Even though this is a story about terror and fear, I think in the larger context it’s meant to encourage.  So long as there is corruption, there is a movement to oppose it.  The early church needed the encouragement to step into the way of Jesus and keep walking in that way in the face of challenge and resistance.   At the birth of the Black Lives Matter movement, Patrisse Cullors, one of its founders, wrote, “[Black Lives Matter] Provide[s] hope and inspiration for collective action to build collective power to achieve collective transformation. Rooted in grief and rage but pointed towards vision and dreams.”  

Rooted in grief and rage.  There can be new life in acts of resistance.  There can be hope in doing the work together.  Commenting on this, in a piece about hope, Rebecca Solnit wrote in The Guardian, “The vision of a better future doesn’t have to deny the crimes and sufferings of the present; it matters because of that horror.” She also talks in that article about the lasting impacts of movements that seemed like failures at the time, or that we’ve forgotten about.

A recent example she cites is Standing Rock.  The pipeline wasn’t stopped, but, it educated and inspired many to divest, made fossil fuels seem like a riskier and less profitable, and in the delay of the pipeline cost investor a fortune.  She also says this:

At its height it was almost certainly the biggest political gathering of Native North Americans ever seen, said to be the first time all seven bands of the Lakota had come together since they defeated Custer at Little Bighorn in 1876, one that made an often-invisible tribe visible around the world.
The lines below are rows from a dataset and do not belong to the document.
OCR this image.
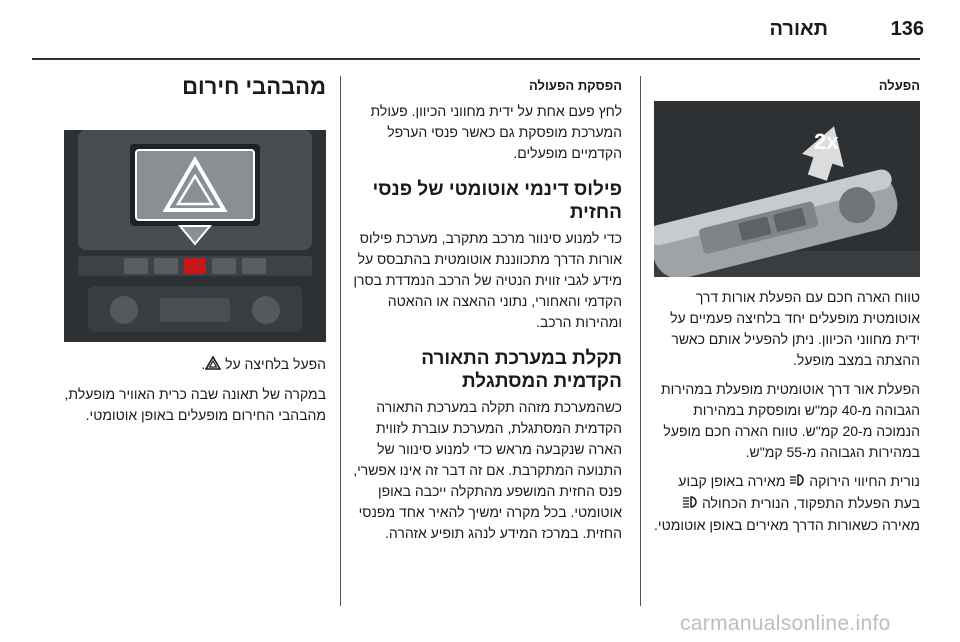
136
תאורה
הפעלה
2x

טווח הארה חכם עם הפעלת אורות דרך אוטומטית מופעלים יחד בלחיצה פעמיים על ידית מחווני הכיוון. ניתן להפעיל אותם כאשר ההצתה במצב מופעל.

הפעלת אור דרך אוטומטית מופעלת במהירות הגבוהה מ-40 קמ"ש ומופסקת במהירות הנמוכה מ-20 קמ"ש. טווח הארה חכם מופעל במהירות הגבוהה מ-55 קמ"ש.

נורית החיווי הירוקה  מאירה באופן קבוע בעת הפעלת התפקוד, הנורית הכחולה  מאירה כשאורות הדרך מאירים באופן אוטומטי.

הפסקת הפעולה

לחץ פעם אחת על ידית מחווני הכיוון. פעולת המערכת מופסקת גם כאשר פנסי הערפל הקדמיים מופעלים.

פילוס דינמי אוטומטי של פנסי החזית

כדי למנוע סינוור מרכב מתקרב, מערכת פילוס אורות הדרך מתכווננת אוטומטית בהתבסס על מידע לגבי זווית הנטיה של הרכב הנמדדת בסרן הקדמי והאחורי, נתוני ההאצה או ההאטה ומהירות הרכב.

תקלת במערכת התאורה הקדמית המסתגלת

כשהמערכת מזהה תקלה במערכת התאורה הקדמית המסתגלת, המערכת עוברת לזווית הארה שנקבעה מראש כדי למנוע סינוור של התנועה המתקרבת. אם זה דבר זה אינו אפשרי, פנס החזית המושפע מהתקלה ייכבה באופן אוטומטי. בכל מקרה ימשיך להאיר אחד מפנסי החזית. במרכז המידע לנהג תופיע אזהרה.

מהבהבי חירום

הפעל בלחיצה על .

במקרה של תאונה שבה כרית האוויר מופעלת, מהבהבי החירום מופעלים באופן אוטומטי.

carmanualsonline.info
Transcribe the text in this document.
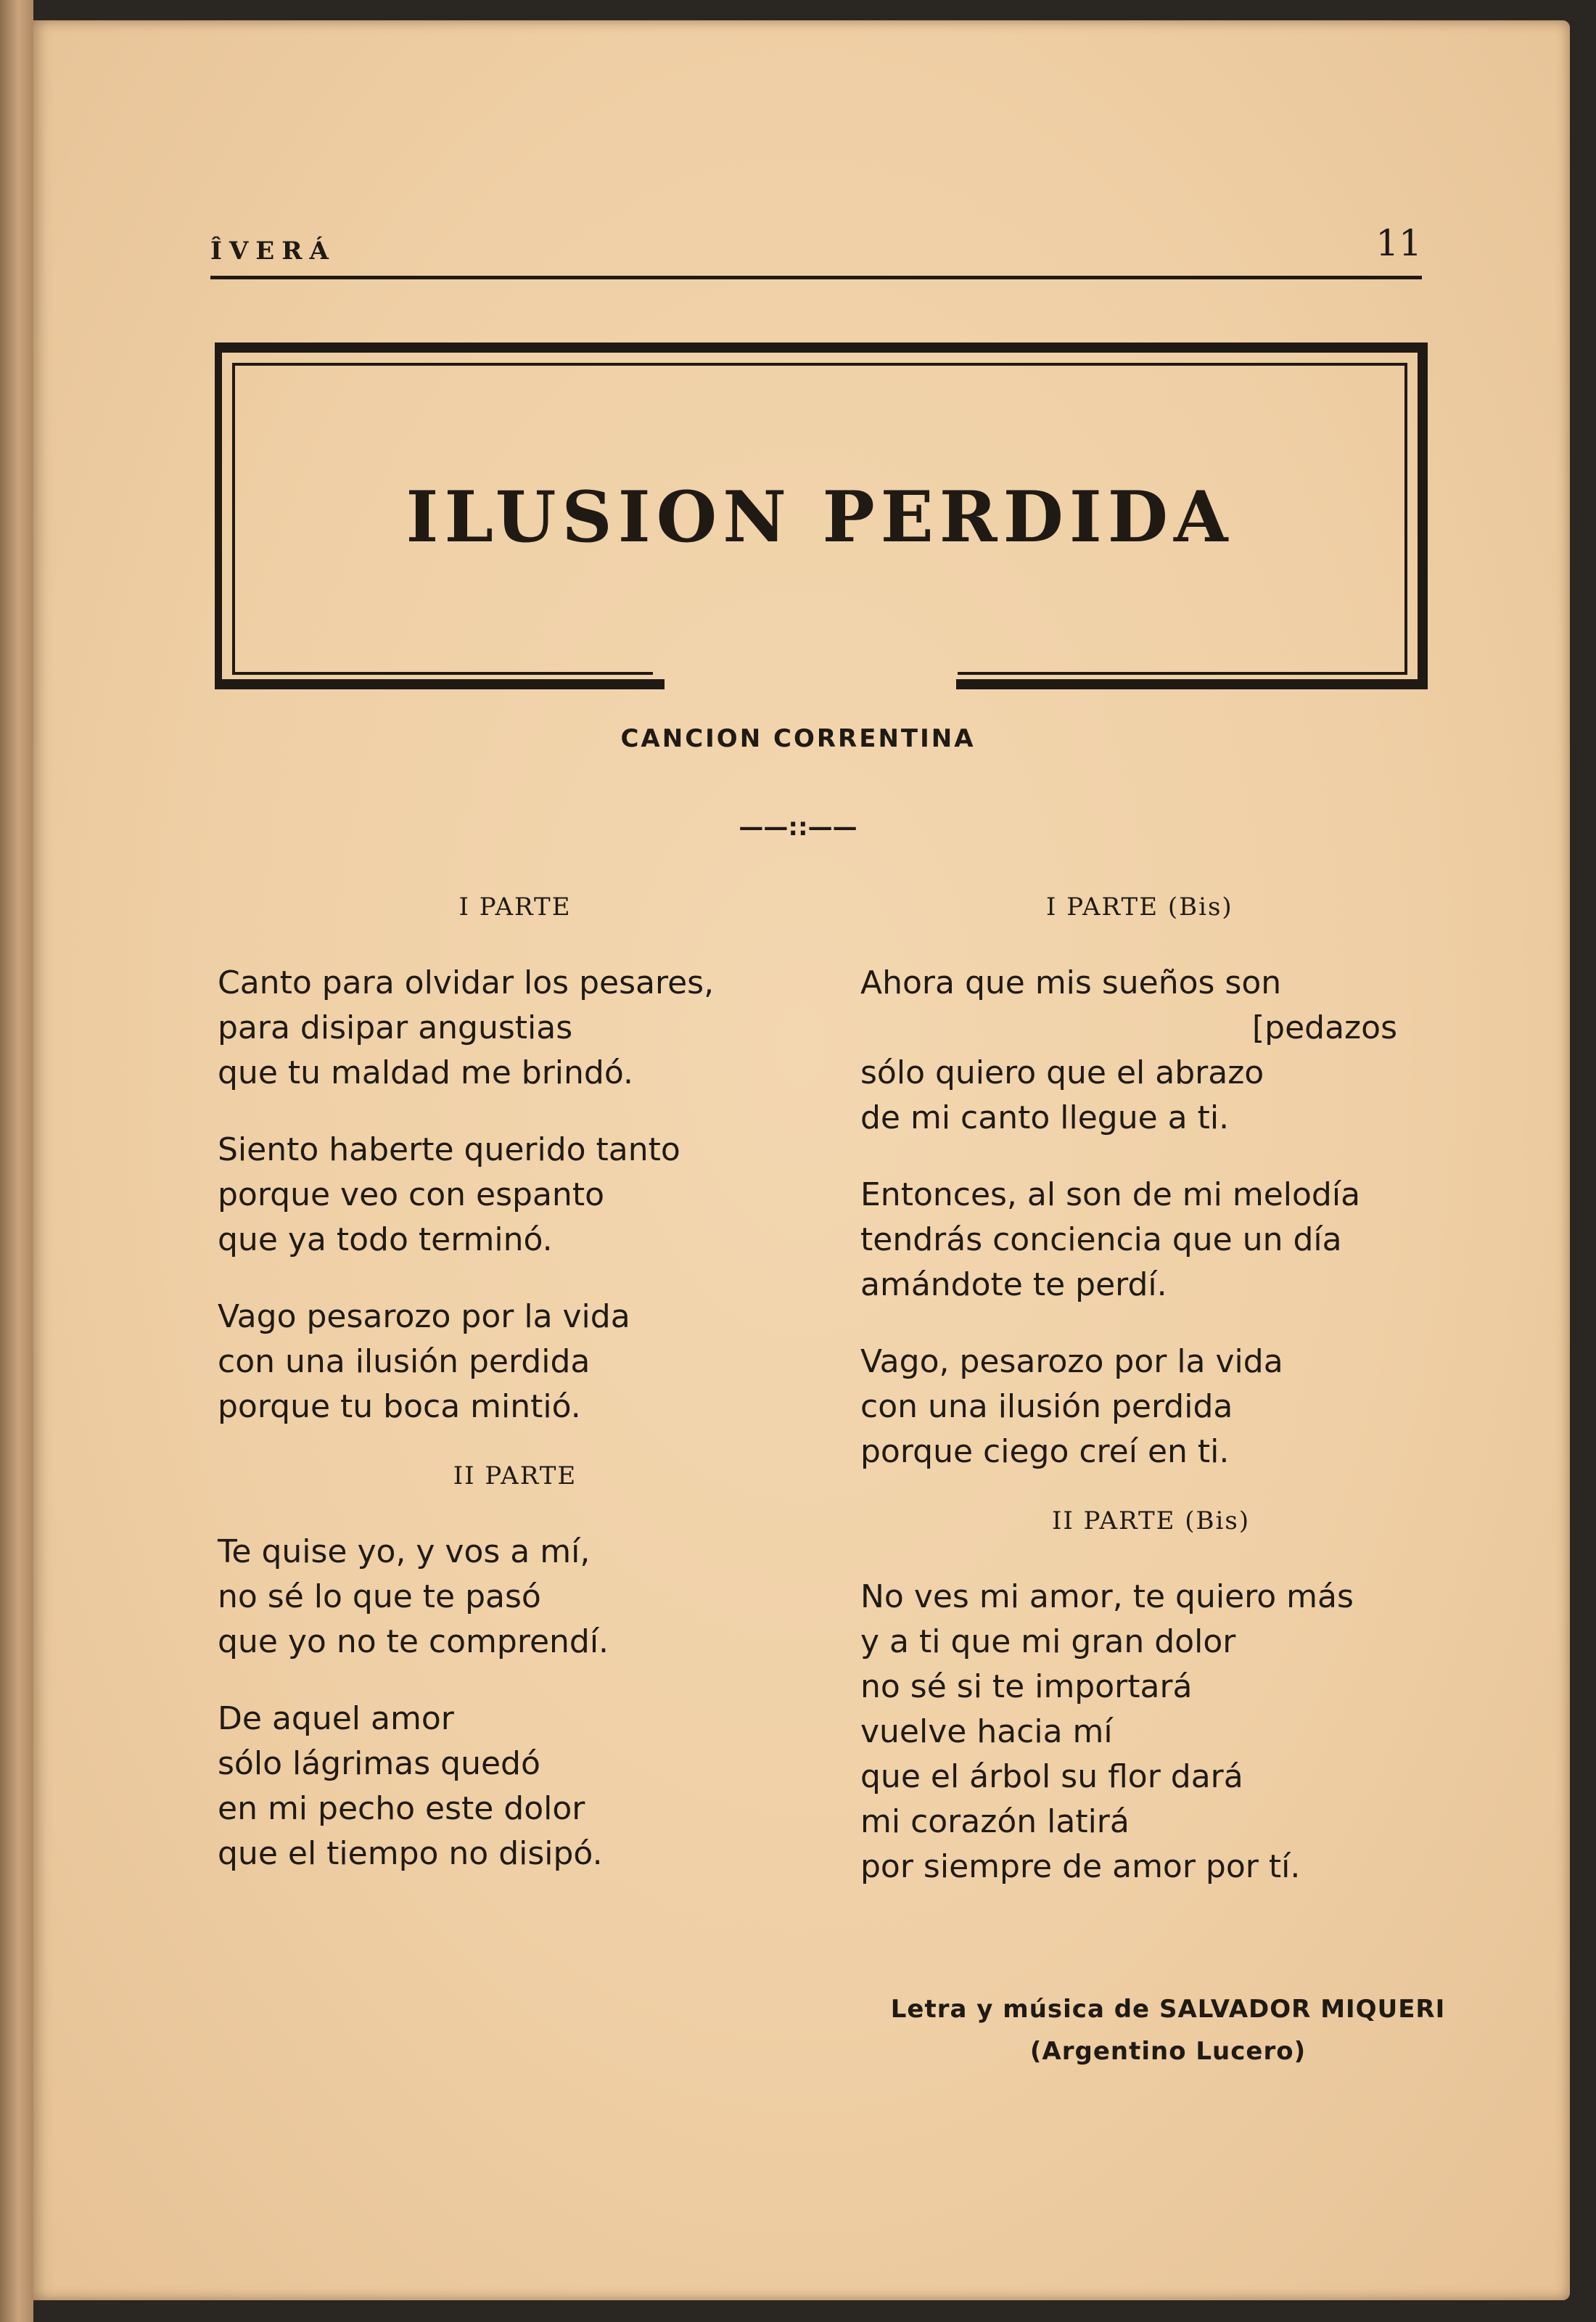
ÎVERÁ	11
ILUSION PERDIDA
CANCION CORRENTINA
——::——
I PARTE
Canto para olvidar los pesares,
para disipar angustias
que tu maldad me brindó.
Siento haberte querido tanto
porque veo con espanto
que ya todo terminó.
Vago pesarozo por la vida
con una ilusión perdida
porque tu boca mintió.
II PARTE
Te quise yo, y vos a mí,
no sé lo que te pasó
que yo no te comprendí.
De aquel amor
sólo lágrimas quedó
en mi pecho este dolor
que el tiempo no disipó.
I PARTE (Bis)
Ahora que mis sueños son
[pedazos
sólo quiero que el abrazo
de mi canto llegue a ti.
Entonces, al son de mi melodía
tendrás conciencia que un día
amándote te perdí.
Vago, pesarozo por la vida
con una ilusión perdida
porque ciego creí en ti.
II PARTE (Bis)
No ves mi amor, te quiero más
y a ti que mi gran dolor
no sé si te importará
vuelve hacia mí
que el árbol su flor dará
mi corazón latirá
por siempre de amor por tí.
Letra y música de SALVADOR MIQUERI
(Argentino Lucero)
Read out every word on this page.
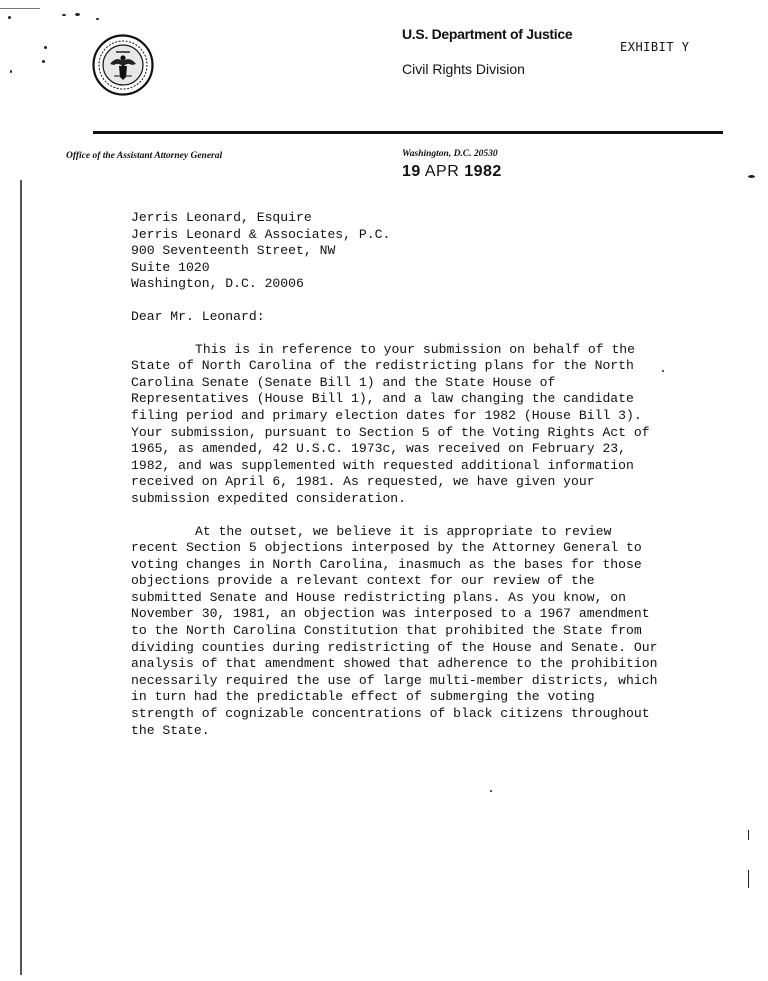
U.S. Department of Justice
Civil Rights Division
EXHIBIT Y
Office of the Assistant Attorney General	Washington, D.C. 20530
19 APR 1982
Jerris Leonard, Esquire
Jerris Leonard & Associates, P.C.
900 Seventeenth Street, NW
Suite 1020
Washington, D.C. 20006
Dear Mr. Leonard:
This is in reference to your submission on behalf of the State of North Carolina of the redistricting plans for the North Carolina Senate (Senate Bill 1) and the State House of Representatives (House Bill 1), and a law changing the candidate filing period and primary election dates for 1982 (House Bill 3). Your submission, pursuant to Section 5 of the Voting Rights Act of 1965, as amended, 42 U.S.C. 1973c, was received on February 23, 1982, and was supplemented with requested additional information received on April 6, 1981. As requested, we have given your submission expedited consideration.
At the outset, we believe it is appropriate to review recent Section 5 objections interposed by the Attorney General to voting changes in North Carolina, inasmuch as the bases for those objections provide a relevant context for our review of the submitted Senate and House redistricting plans. As you know, on November 30, 1981, an objection was interposed to a 1967 amendment to the North Carolina Constitution that prohibited the State from dividing counties during redistricting of the House and Senate. Our analysis of that amendment showed that adherence to the prohibition necessarily required the use of large multi-member districts, which in turn had the predictable effect of submerging the voting strength of cognizable concentrations of black citizens throughout the State.
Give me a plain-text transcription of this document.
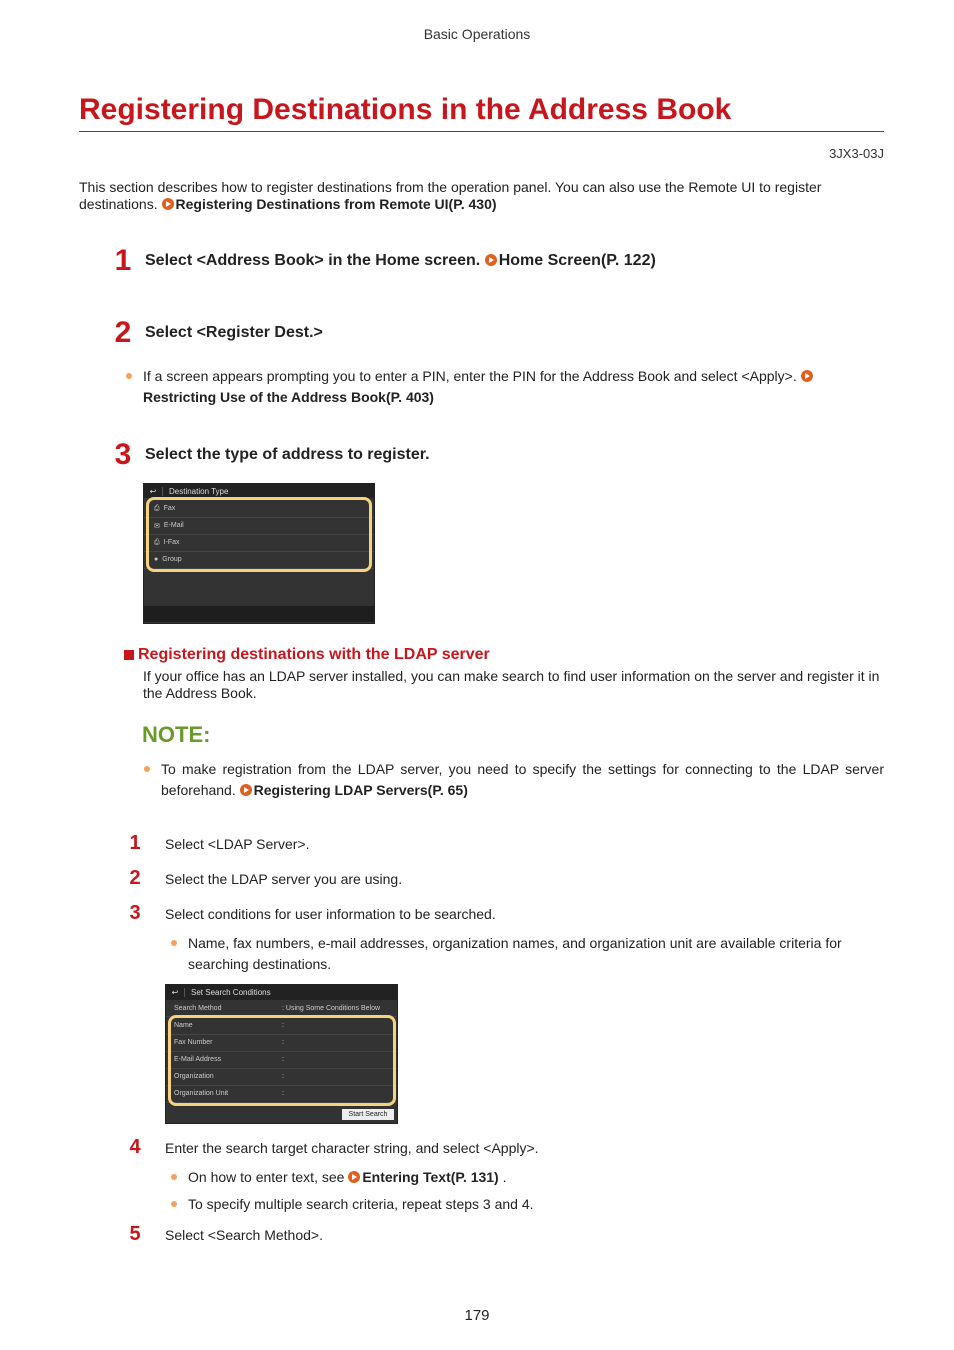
Basic Operations
Registering Destinations in the Address Book
3JX3-03J
This section describes how to register destinations from the operation panel. You can also use the Remote UI to register destinations. Registering Destinations from Remote UI(P. 430)
1 Select <Address Book> in the Home screen. Home Screen(P. 122)
2 Select <Register Dest.>
If a screen appears prompting you to enter a PIN, enter the PIN for the Address Book and select <Apply>.
Restricting Use of the Address Book(P. 403)
3 Select the type of address to register.
↩	Destination Type
⎙ Fax
✉ E-Mail
⎙ I-Fax
● Group
Registering destinations with the LDAP server
If your office has an LDAP server installed, you can make search to find user information on the server and register it in the Address Book.
NOTE:
To make registration from the LDAP server, you need to specify the settings for connecting to the LDAP server beforehand. Registering LDAP Servers(P. 65)
1	Select <LDAP Server>.
2	Select the LDAP server you are using.
3	Select conditions for user information to be searched.
Name, fax numbers, e-mail addresses, organization names, and organization unit are available criteria for searching destinations.
↩	Set Search Conditions
Search Method	: Using Some Conditions Below
Name	:
Fax Number	:
E-Mail Address	:
Organization	:
Organization Unit	:
Start Search
4	Enter the search target character string, and select <Apply>.
On how to enter text, see Entering Text(P. 131) .
To specify multiple search criteria, repeat steps 3 and 4.
5	Select <Search Method>.
179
What unfolded there seemed as though it might not undo one pipeline but write a radical new chapter to a history of more than 500 years of colonial brutality, centuries of loss, dehumanization and dispossession...Standing Rock has been a catalyst for a sense of power, pride, destiny. It is an affirmation of solidarity and interconnection, an education for people who didn’t know much about native rights and wrongs, an affirmation for Native people who often remember history in passionate detail. It is a confirmation of the deep ties between the climate movement and indigenous rights that has played a huge role in stopping pipelines in and from Canada. It has inspired and informed young people who may have half a century or more of good work yet to do. It has been a beacon whose meaning stretches beyond that time and place.

That movement is still inspiring movements like it.

Immediately after the death of John, his friends and followers gather what is left of his body and memorialize him.  As the gospel continues the ministry of John is amplified and continued by Jesus, his followers gathering and continuing his ministry after his death.  And here we are, in a time of political drama and - some would say - fear, carrying on the work and ministry of Jesus.

Honestly, that we are all here already gives me hope. Many of you already, whether in your professional lives or as citizens, prophecy and advocate and speak to power.  Some of you bring those opportunities to this community and invite solidarity. It is one of the reasons that being the church together is powerful and meaningful in itself.  

I pray that we continue to find hope in Jesus, in community and in joining together to be prophets to the powerful.  That we recognize when we are the powerful being prophesied to and seek not to roll heads but to roll aside and make way for change.  I pray that we will be guided by the spirit of John and Jesus and the ones for whom they spoke.  Amen.